La circostanza emerge dal verbale di Luigi D’Ari, depositato dalla Procura al Riesame nei giorni scorsi. Gli interlocutori dei due medici erano Gennaro Palumbo e Salvatore Silvestri; li aveva presentati loro Domenico Mollica, cognato dell’ex capoclan Carlo Lo Russo, oggi collaboratore di giustizia. I D’Ari si resero conto di trovarsi di fronte a gente che non scherzava e fecero marcia indietro: «Sia io sia mio fratello — mette a verbale Luigi — capimmo bene che non avevano buone intenzioni e chiamammo Mimmo (Mollica, ndr) e gli dicemmo che non volevamo più che loro si intromettessero. Mimmo mi disse che dovevamo ricompensare Gennaro e Salvatore per il “disturbo” ed io mi tolsi l’orologio, un Rolex, e lo diedi a Mimmo». Uno scenario da brivido.

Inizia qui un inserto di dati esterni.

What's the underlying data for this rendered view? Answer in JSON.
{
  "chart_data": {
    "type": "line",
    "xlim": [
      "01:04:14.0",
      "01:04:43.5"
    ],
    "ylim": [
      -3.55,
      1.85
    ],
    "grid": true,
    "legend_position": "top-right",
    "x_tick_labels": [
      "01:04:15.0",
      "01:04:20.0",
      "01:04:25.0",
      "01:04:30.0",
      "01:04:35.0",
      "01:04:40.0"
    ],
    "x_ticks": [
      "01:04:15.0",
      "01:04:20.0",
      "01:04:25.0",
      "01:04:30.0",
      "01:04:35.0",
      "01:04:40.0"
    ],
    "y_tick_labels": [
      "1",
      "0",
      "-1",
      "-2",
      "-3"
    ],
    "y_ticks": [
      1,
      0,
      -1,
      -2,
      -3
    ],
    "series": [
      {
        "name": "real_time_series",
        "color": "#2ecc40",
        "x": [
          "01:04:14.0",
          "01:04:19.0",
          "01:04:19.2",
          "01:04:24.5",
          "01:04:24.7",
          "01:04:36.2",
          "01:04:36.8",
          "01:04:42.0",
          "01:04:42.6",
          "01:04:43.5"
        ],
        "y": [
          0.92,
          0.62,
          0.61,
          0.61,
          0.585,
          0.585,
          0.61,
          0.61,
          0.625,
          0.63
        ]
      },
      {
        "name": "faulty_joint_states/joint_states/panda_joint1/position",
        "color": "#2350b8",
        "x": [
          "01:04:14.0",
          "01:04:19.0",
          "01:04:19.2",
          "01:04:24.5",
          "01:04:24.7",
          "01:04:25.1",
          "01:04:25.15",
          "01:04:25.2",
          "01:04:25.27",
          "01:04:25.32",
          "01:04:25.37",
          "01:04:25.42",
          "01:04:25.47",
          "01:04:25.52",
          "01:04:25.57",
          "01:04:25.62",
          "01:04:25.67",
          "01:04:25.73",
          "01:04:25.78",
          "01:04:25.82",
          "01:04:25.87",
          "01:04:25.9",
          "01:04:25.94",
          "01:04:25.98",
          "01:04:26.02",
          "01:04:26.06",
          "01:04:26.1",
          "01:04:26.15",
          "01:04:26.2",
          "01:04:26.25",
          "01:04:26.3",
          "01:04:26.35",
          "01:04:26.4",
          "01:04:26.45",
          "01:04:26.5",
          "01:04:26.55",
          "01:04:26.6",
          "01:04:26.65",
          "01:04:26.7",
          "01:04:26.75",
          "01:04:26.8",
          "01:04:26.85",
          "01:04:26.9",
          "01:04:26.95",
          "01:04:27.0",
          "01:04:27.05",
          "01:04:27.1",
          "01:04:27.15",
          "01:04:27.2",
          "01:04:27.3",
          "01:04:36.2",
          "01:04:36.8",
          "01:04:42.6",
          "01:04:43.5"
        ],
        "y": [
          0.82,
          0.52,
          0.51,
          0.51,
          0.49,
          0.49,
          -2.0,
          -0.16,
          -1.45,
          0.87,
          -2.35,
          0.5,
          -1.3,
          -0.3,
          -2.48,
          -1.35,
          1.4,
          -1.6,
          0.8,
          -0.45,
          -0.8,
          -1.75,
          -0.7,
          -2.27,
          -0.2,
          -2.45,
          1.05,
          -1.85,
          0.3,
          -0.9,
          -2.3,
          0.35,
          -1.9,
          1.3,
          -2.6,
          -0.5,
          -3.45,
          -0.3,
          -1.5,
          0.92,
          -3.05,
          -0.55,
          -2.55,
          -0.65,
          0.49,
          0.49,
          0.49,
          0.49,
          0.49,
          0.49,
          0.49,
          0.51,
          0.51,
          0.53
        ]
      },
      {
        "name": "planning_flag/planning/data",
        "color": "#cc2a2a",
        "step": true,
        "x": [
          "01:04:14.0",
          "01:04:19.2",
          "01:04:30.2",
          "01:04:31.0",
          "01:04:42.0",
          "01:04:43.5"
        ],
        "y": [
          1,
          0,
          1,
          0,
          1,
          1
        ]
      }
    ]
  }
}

Nelle dichiarazioni rilasciate il 30 maggio scorso al pm Enrica Parascandolo, titolare del fascicolo assieme ai colleghi Celeste Carrano e Henry John Woodcock, Luigi D’Ari si sofferma a lungo anche su quella che gli inquirenti ritengono una fuga di notizie. Nell’aprile del 2017, parlando con Mollica nell’ufficio di quest’ultimo al centro direzionale, l’anestesista disse: «Però io ho saputo, perché oggi è venuto una persona che mi conosce da bambino in clinica, ha detto: “Guarda, io te lo voglio dire, guardatevi i fatti vostri. Perché quella poi, la capa, fa una incarrettata».

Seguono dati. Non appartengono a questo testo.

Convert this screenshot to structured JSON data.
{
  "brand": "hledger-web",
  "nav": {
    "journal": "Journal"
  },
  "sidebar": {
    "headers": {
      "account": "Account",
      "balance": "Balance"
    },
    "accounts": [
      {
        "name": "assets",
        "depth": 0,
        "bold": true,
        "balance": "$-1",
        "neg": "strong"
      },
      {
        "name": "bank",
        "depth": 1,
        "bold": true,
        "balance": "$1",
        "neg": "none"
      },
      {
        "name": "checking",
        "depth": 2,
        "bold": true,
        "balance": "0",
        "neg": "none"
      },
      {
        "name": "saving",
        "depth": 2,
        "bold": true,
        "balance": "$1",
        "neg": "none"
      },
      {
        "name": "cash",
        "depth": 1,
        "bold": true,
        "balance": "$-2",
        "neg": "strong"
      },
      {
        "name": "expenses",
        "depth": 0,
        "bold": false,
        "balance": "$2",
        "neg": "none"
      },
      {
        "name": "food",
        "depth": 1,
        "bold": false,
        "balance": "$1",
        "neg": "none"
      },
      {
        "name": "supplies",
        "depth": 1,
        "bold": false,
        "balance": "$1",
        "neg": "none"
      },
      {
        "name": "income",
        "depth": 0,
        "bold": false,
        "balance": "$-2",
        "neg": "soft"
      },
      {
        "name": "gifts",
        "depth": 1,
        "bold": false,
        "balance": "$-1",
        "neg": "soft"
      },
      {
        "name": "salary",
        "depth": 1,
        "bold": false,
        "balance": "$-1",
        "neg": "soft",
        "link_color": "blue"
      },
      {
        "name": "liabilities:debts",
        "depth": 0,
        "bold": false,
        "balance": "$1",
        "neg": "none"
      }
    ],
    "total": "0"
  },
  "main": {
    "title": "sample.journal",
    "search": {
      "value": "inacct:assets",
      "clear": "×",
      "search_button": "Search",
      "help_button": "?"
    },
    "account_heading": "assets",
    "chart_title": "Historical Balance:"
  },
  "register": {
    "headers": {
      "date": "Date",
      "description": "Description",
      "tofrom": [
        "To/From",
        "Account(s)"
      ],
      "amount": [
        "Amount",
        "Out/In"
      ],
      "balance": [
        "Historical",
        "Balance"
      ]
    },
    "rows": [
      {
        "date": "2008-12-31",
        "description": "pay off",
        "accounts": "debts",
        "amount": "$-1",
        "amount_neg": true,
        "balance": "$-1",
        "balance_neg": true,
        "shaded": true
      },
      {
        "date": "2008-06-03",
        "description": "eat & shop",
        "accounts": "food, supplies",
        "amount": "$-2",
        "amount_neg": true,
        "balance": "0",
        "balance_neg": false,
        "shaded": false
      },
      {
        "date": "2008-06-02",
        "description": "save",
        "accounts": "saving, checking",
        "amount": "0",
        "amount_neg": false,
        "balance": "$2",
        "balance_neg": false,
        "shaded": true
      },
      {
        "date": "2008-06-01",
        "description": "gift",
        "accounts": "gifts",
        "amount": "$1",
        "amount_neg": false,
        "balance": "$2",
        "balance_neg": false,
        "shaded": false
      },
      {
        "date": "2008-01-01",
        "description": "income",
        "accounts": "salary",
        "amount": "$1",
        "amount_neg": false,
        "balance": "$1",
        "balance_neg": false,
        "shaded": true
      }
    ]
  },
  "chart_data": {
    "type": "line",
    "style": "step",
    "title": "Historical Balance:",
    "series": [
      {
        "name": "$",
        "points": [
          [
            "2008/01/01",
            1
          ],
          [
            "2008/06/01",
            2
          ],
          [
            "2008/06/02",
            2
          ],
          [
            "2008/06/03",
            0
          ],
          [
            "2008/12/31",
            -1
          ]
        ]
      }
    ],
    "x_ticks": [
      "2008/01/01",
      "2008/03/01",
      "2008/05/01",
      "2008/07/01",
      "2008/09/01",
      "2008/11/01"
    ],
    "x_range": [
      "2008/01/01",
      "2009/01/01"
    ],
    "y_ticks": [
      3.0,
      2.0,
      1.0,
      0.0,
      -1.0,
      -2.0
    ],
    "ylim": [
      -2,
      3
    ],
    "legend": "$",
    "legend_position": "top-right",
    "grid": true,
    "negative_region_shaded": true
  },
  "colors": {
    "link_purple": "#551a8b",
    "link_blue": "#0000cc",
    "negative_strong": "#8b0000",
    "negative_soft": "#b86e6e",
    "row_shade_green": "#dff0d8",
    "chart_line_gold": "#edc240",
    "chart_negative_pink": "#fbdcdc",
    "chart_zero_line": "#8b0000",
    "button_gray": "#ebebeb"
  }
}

Così Luigi D’Ari, che è difeso dall’avvocato Pasquale Coppola, spiega ora quelle parole: «So che è difficile da credere ma è tutto una mia invenzione, mi sono inventato tutto con Mimmo, non ho mai avuto una soffiata da nessuno, l’ho solo fatto credere a Mimmo per paura. Nessuno è venuto in clinica da me quella mattina. Nell’ordinanza ho letto che si parla di una persona che conosco da bambino, ma non è cosi. Effettivamente quando dico “la capa” mi riferisco a lei, dottoressa Parascandolo, perché la conosco come il pm del clan Lo Russo e dei ristoranti. Mi viene rappresentato che Mimmo Mollica ha riferito spontaneamente alla polizia giudiziaria, la mattina in cui siamo stati arrestati, che io lo avevo avvisato, tre giorni prima e precisamente nel corso di un incontro nei pressi di Gran Gusto, che la Dia ci avrebbe arrestato; dico che non è vero, gli ho solo detto che dovevamo stare attenti, ma ignoravo che ci fosse un’ordinanza e non ho mai fatto riferimento alla Dia». Dichiarazioni che non fugano tutti i dubbi, anzi.

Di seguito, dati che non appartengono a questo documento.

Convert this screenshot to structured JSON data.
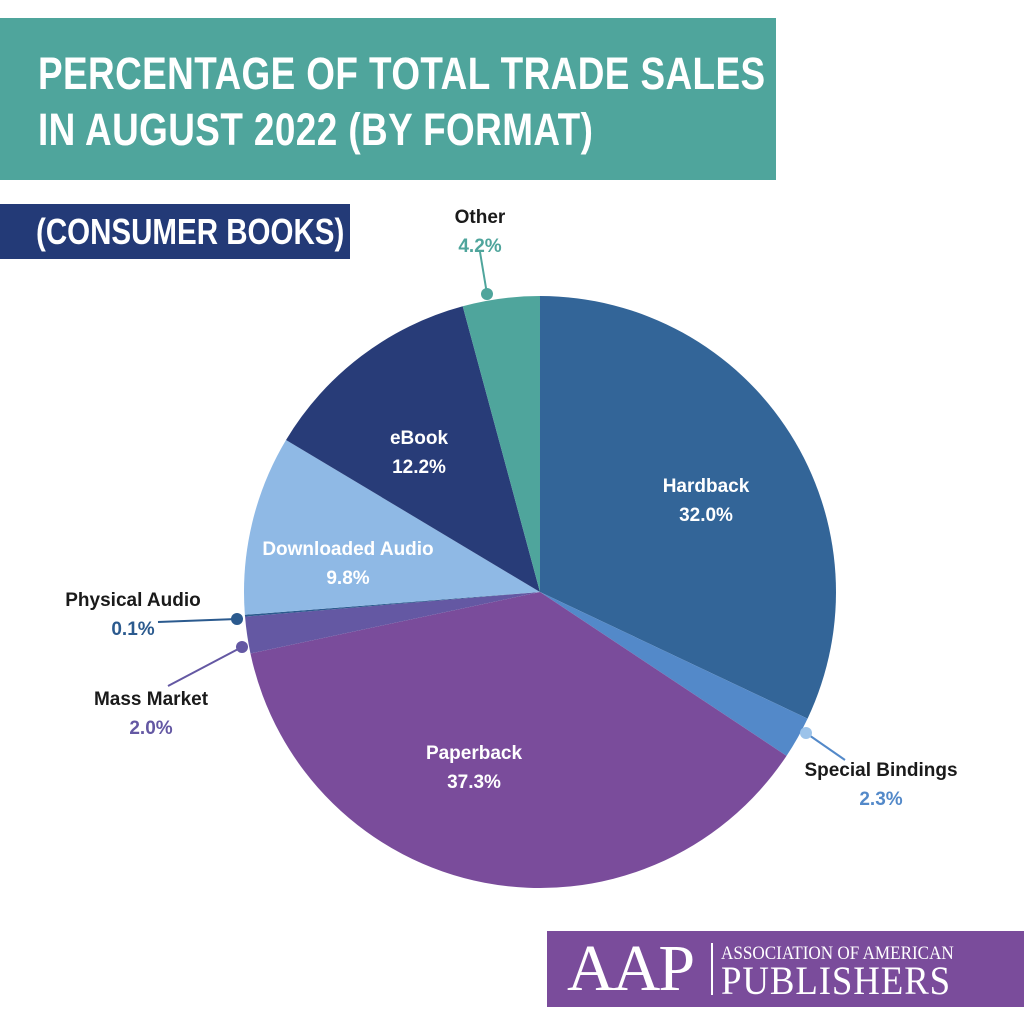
{
  "title": {
    "line1": "PERCENTAGE OF TOTAL TRADE SALES",
    "line2": "IN AUGUST 2022 (BY FORMAT)"
  },
  "subtitle": "(CONSUMER BOOKS)",
  "chart_data": {
    "type": "pie",
    "title": "PERCENTAGE OF TOTAL TRADE SALES IN AUGUST 2022 (BY FORMAT)",
    "subtitle": "(CONSUMER BOOKS)",
    "unit": "%",
    "start": "12 o'clock, clockwise",
    "slices": [
      {
        "label": "Hardback",
        "value": 32.0,
        "display": "32.0%",
        "color": "#336598",
        "label_color": "#ffffff",
        "value_color": "#ffffff"
      },
      {
        "label": "Special Bindings",
        "value": 2.3,
        "display": "2.3%",
        "color": "#5389c9",
        "label_color": "#1a1a1a",
        "value_color": "#5389c9"
      },
      {
        "label": "Paperback",
        "value": 37.3,
        "display": "37.3%",
        "color": "#7a4c9b",
        "label_color": "#ffffff",
        "value_color": "#ffffff"
      },
      {
        "label": "Mass Market",
        "value": 2.0,
        "display": "2.0%",
        "color": "#6458a3",
        "label_color": "#1a1a1a",
        "value_color": "#6458a3"
      },
      {
        "label": "Physical Audio",
        "value": 0.1,
        "display": "0.1%",
        "color": "#2b5a8e",
        "label_color": "#1a1a1a",
        "value_color": "#2b5a8e"
      },
      {
        "label": "Downloaded Audio",
        "value": 9.8,
        "display": "9.8%",
        "color": "#8fb9e5",
        "label_color": "#ffffff",
        "value_color": "#ffffff"
      },
      {
        "label": "eBook",
        "value": 12.2,
        "display": "12.2%",
        "color": "#283c78",
        "label_color": "#ffffff",
        "value_color": "#ffffff"
      },
      {
        "label": "Other",
        "value": 4.2,
        "display": "4.2%",
        "color": "#4fa59c",
        "label_color": "#1a1a1a",
        "value_color": "#4fa59c"
      }
    ]
  },
  "logo": {
    "mark": "AAP",
    "line1": "ASSOCIATION OF AMERICAN",
    "line2": "PUBLISHERS"
  }
}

Al Riesame gli inquirenti hanno depositato anche alcune intercettazioni da cui si evince il rapporto di cordiale amicizia tra Luigi D’Ari e Damiano Pecorelli, legato ai Lo Russo e arrestato lo scorso novembre per traffico di stupefacenti. I due hanno a volte cenato insieme; inoltre, dopo l’arresto di Pecorelli, il medico ha telefonato a sua moglie per manifestarle solidarietà e offrirle aiuto. L’anestesista ha spiegato: le nostre figlie sono amiche, ci frequentavamo per questo.